# K-Means Clustering: Fill-in Version
This notebook guides you through implementing K-means clustering step-by-step. Follow the prompts and hints to complete the missing parts.

## Step 1: Import Libraries
We need libraries for numerical operations, data manipulation, and plotting.

In [None]:
# TODO: Import the required libraries
# HINT: Use numpy for numerical operations, pandas for data handling, and matplotlib for visualization.
import ____ as np
import ____ as pd
import ____ as plt

## Step 2: Load Dataset
Load the dataset from a CSV file and extract the features for clustering.

In [None]:
# TODO: Load the dataset and extract features
# HINT: Use pandas to read the file and select relevant columns.
input_file = 'synthetic_dataset.csv'
data = pd.____(input_file)

# Extract features
X = data[['____', '____']].values

## Step 3: Initialize K-Means Parameters
Define the number of clusters, maximum iterations, and tolerance for convergence.

In [None]:
# TODO: Set K-Means parameters
# HINT: Set k to the number of clusters (e.g., 2), and define reasonable values for max_iterations and tolerance.
k = ____
max_iterations = ____
tolerance = ____

# Randomly initialize centroids
centroids = X[np.random.choice(X.shape[0], k, replace=False)]

## Step 4: Define K-Means Functions
Write helper functions to calculate distances and implement the K-means clustering algorithm.

In [None]:
# TODO: Define a function to calculate distances
# HINT: Calculate the Euclidean distance between points and centroids.
def calculate_distances(points, centroids):
    distances = np.zeros((points.shape[0], centroids.shape[0]))
    for i, centroid in enumerate(centroids):
        distances[:, i] = np.linalg.____(points - centroid, axis=1)
    return distances

# TODO: Define the K-means clustering function
# HINT: Use the calculate_distances function and iteratively update centroids.
def k_means_clustering(data, centroids, max_iterations, tolerance):
    for iteration in range(max_iterations):
        # Calculate distances and assign clusters
        distances = calculate_distances(data, centroids)
        cluster_assignments = np.argmin(distances, axis=1)

        # Update centroids
        new_centroids = np.array([data[cluster_assignments == i].____(axis=0) for i in range(k)])
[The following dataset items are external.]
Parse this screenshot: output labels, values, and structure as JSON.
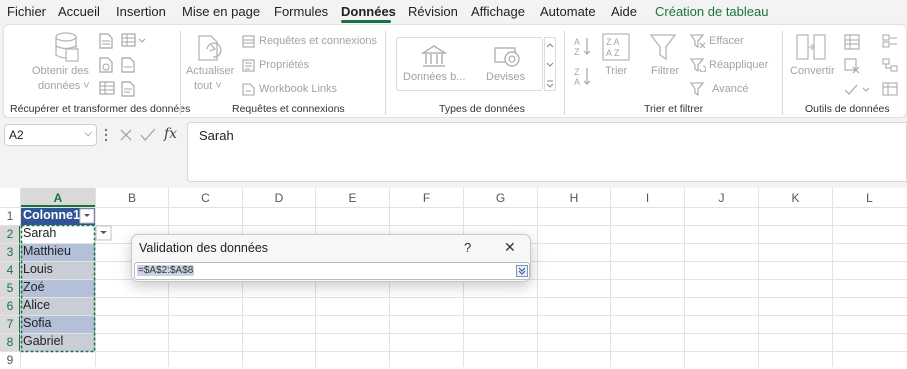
{
  "menu": {
    "items": [
      "Fichier",
      "Accueil",
      "Insertion",
      "Mise en page",
      "Formules",
      "Données",
      "Révision",
      "Affichage",
      "Automate",
      "Aide",
      "Création de tableau"
    ],
    "active": "Données"
  },
  "ribbon": {
    "get_data": {
      "label_line1": "Obtenir des",
      "label_line2": "données ˅"
    },
    "refresh": {
      "label_line1": "Actualiser",
      "label_line2": "tout ˅"
    },
    "queries": {
      "item1": "Requêtes et connexions",
      "item2": "Propriétés",
      "item3": "Workbook Links"
    },
    "data_types": {
      "stocks": "Données b...",
      "currencies": "Devises"
    },
    "sort_filter": {
      "sort": "Trier",
      "filter": "Filtrer",
      "clear": "Effacer",
      "reapply": "Réappliquer",
      "advanced": "Avancé"
    },
    "tools": {
      "convert": "Convertir"
    },
    "groups": {
      "g1": "Récupérer et transformer des données",
      "g2": "Requêtes et connexions",
      "g3": "Types de données",
      "g4": "Trier et filtrer",
      "g5": "Outils de données"
    }
  },
  "formula_bar": {
    "namebox": "A2",
    "fx_label": "fx",
    "content": "Sarah"
  },
  "grid": {
    "columns": [
      "A",
      "B",
      "C",
      "D",
      "E",
      "F",
      "G",
      "H",
      "I",
      "J",
      "K",
      "L"
    ],
    "rows": [
      "1",
      "2",
      "3",
      "4",
      "5",
      "6",
      "7",
      "8",
      "9"
    ],
    "header_cell": "Colonne1",
    "values": [
      "Sarah",
      "Matthieu",
      "Louis",
      "Zoé",
      "Alice",
      "Sofia",
      "Gabriel"
    ]
  },
  "dialog": {
    "title": "Validation des données",
    "help": "?",
    "close": "✕",
    "value": "=$A$2:$A$8"
  },
  "colors": {
    "accent": "#1a7343",
    "table_header": "#2f5597",
    "selection": "#c6cbd6"
  }
}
        # Check for convergence
        if np.linalg.norm(new_centroids - centroids) < tolerance:
            print(f"Converged after {iteration + 1} iterations")
            break

        centroids = new_centroids

    return centroids, cluster_assignments

## Step 5: Run K-Means Clustering
Use the functions to perform clustering on the dataset.

In [None]:
# TODO: Run the K-means algorithm
# HINT: Call k_means_clustering with appropriate arguments.
final_centroids, cluster_assignments = k_means_clustering(X, centroids, ____, ____)

## Step 6: Visualize Clusters
Plot the clusters and centroids.

In [None]:
# TODO: Visualize the clusters
# HINT: Use matplotlib to scatter plot the data and centroids.
plt.figure(figsize=(8, 6))
for i in range(k):
    cluster_data = X[cluster_assignments == i]
    plt.scatter(cluster_data[:, 0], cluster_data[:, 1], label=f'Cluster {i + 1}')
plt.scatter(final_centroids[:, 0], final_centroids[:, 1], color='black', marker='x', s=100, label='Centroids')
plt.title('K-Means Clustering')
plt.xlabel('Weight')
plt.ylabel('Volume')
plt.legend()
plt.grid()
plt.show()

## Step 7: Classify a New Item
Prompt the user to input weight and volume, and classify the item as defective or non-defective.

In [None]:
# TODO: Prompt the user for a new item's features and classify it
# HINT: Use calculate_distances to find the nearest cluster.
print("Enter the weight and volume of the new item to classify:")
new_weight = float(input("Weight: "))
new_volume = float(input("Volume: "))
new_item = np.array([[new_weight, new_volume]])

# Predict the cluster for the new item
new_item_distances = calculate_distances(new_item, final_centroids)
new_item_cluster = np.argmin(new_item_distances)

# Output the classification result
if new_item_cluster == 0:
    print("The new item is classified as: Defective")
else:
    print("The new item is classified as: Non-defective")